Seriously, the show has had some bad episodes in the past, but at least they’ve been logically consistent and made sense. For one thing, why is this episode called “Hug” when meteor freak Bob Rickman’s power is activated through a handshake? And why can Bob’s power only be activated that way to begin with? If he had grabbed Lex’s bald head, would that have not done the trick, given that it was his brain chemistry he was affecting anyway? A villain with the power of persuasion is an interesting one, but there wasn’t a lot of effort put into crafting a good limitation to those powers.
This was a lacking week on the logic front in general, with everyone making some questionable decisions. It was a particularly bad week for Lana, with her accusations of Clark trying to tear down Whitney feeling painfully forced. Does she not remember just last week, when Clark gave up on a chance to confess his love for her so she could be there for Whitney? The whole thing made Lana seem awfully fickle and out-of-character, which is a bummer to see after last week’s strong relationship material.
Kyle Tippet, meanwhile, was our second friendly meteor freak, though his hermit-like ways did serve as the main source of conflict between Lana and Clark. He was ultimately just a coward, hiding his power instead of exploiting it or using it to do good. He was there to give Clark the prerequisite speech about making the most of his gift at the end, but he failed to make much of an impression as a character.
Also, it’s not as if Clark needed that speech, as this episode might be the most open he’s been yet about using his powers. Seriously, from super-punching Kyle to running (almost) faster than a speeding bullet, Clark wasn’t exactly being subtle with his abilities this week. He was lucky that Lex didn’t remember anything at the end, though I wouldn’t be surprised if some memory of the incident lingers.
Really, it’s a shame this episode was as dull as it was; like I said before, there were good elements present, but none of them were utilized properly. An episode that ends with Lex Luthor spraying fire with an Uzi should be a memorable one, but that’s just not the case here. Hopefully, things get back on track as we move into the second half of the first season.
– Pete Watch: A brief scene at the Torch office, but that’s it. Could he not ride a horse and join the group in the episode’s opening?

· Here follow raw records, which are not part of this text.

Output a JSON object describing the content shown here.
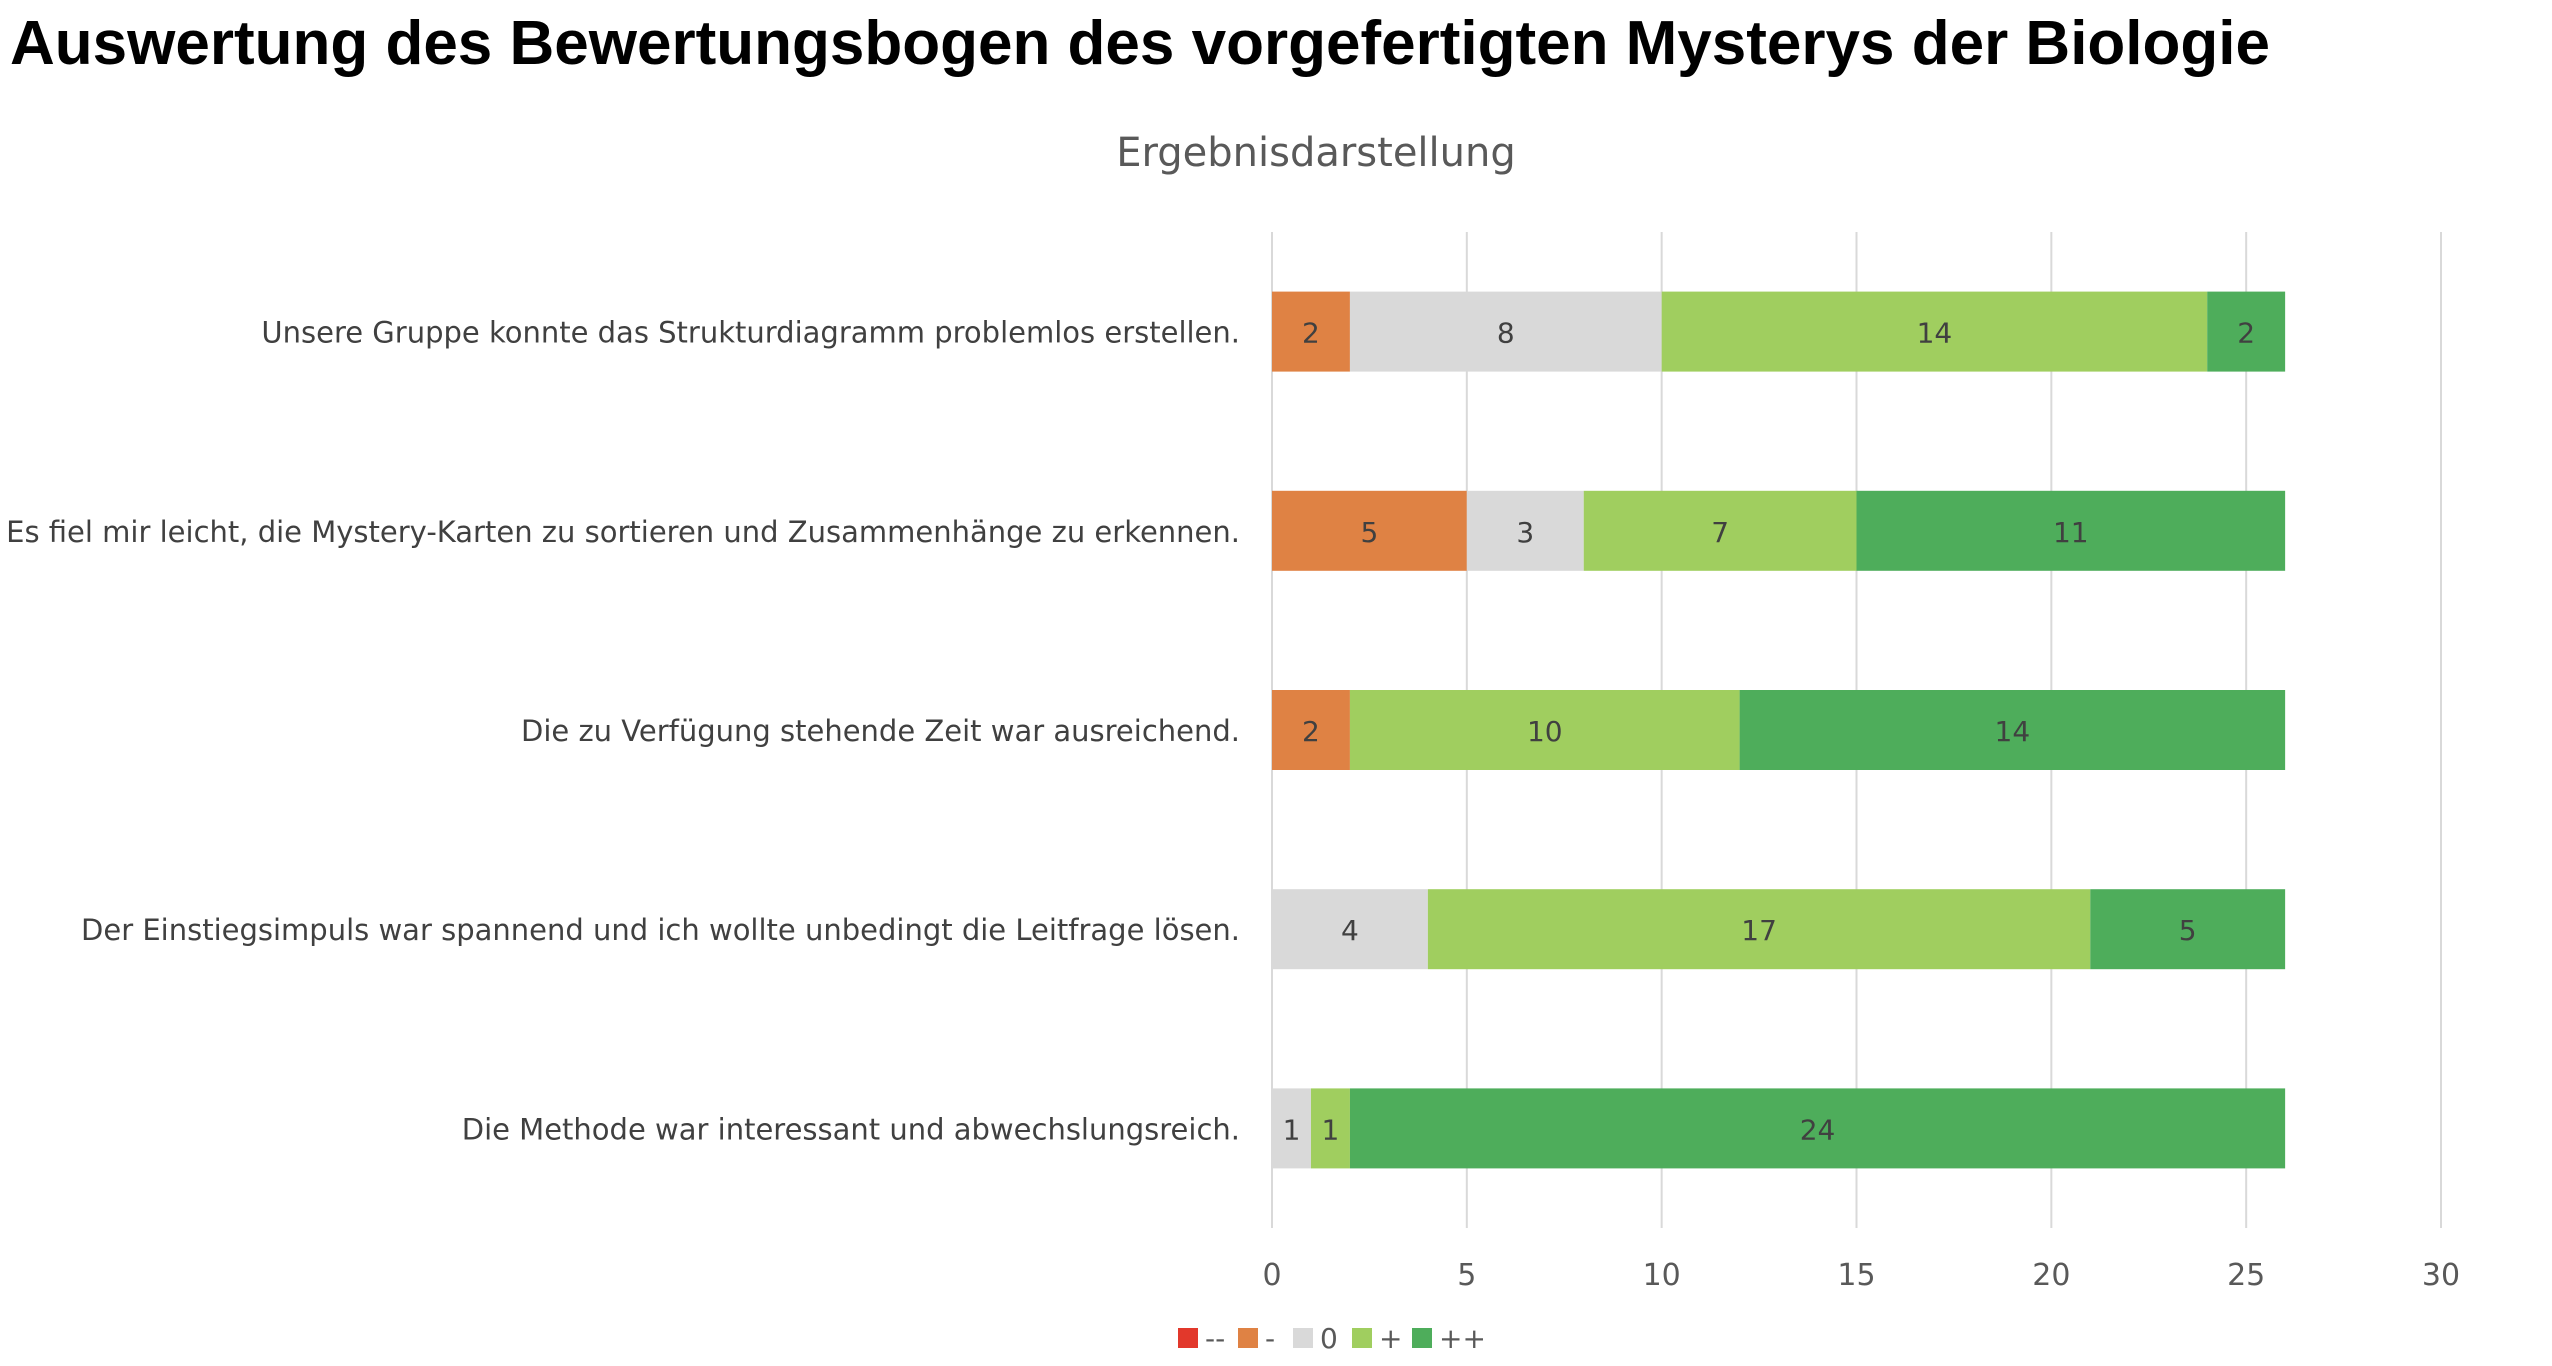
{
  "page_title": "Auswertung des Bewertungsbogen des vorgefertigten Mysterys der Biologie",
  "chart_data": {
    "type": "bar",
    "orientation": "horizontal",
    "stacked": true,
    "title": "Ergebnisdarstellung",
    "xlabel": "",
    "ylabel": "",
    "categories": [
      "Unsere Gruppe konnte das Strukturdiagramm problemlos erstellen.",
      "Es fiel mir leicht, die Mystery-Karten zu sortieren und Zusammenhänge zu erkennen.",
      "Die zu Verfügung stehende Zeit war ausreichend.",
      "Der Einstiegsimpuls war spannend und ich wollte unbedingt die Leitfrage lösen.",
      "Die Methode war interessant und abwechslungsreich."
    ],
    "series": [
      {
        "name": "--",
        "color": "#E2382B",
        "values": [
          0,
          0,
          0,
          0,
          0
        ]
      },
      {
        "name": "-",
        "color": "#DF8244",
        "values": [
          2,
          5,
          2,
          0,
          0
        ]
      },
      {
        "name": "0",
        "color": "#D9D9D9",
        "values": [
          8,
          3,
          0,
          4,
          1
        ]
      },
      {
        "name": "+",
        "color": "#A0CE5F",
        "values": [
          14,
          7,
          10,
          17,
          1
        ]
      },
      {
        "name": "++",
        "color": "#4EAD5B",
        "values": [
          2,
          11,
          14,
          5,
          24
        ]
      }
    ],
    "xlim": [
      0,
      30
    ],
    "xticks": [
      0,
      5,
      10,
      15,
      20,
      25,
      30
    ],
    "grid": true,
    "data_labels": true,
    "legend_position": "bottom"
  }
}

– Alright, show, I know these things were less well-regulated in 2001, but did Kyle really need to have Chloe kiss Clark to prove his powers? Less sexual assault next time, come on.
– Way too many cheeky references to Clark’s future in this episode. He mentioned not wanting to wear a suit in his future job, and Lex commented that their friendship would be the stuff of legend.
– That said, it’s appropriate that this episode would be the first appearance of his iconic Smallville red jacket/blue shirt combo.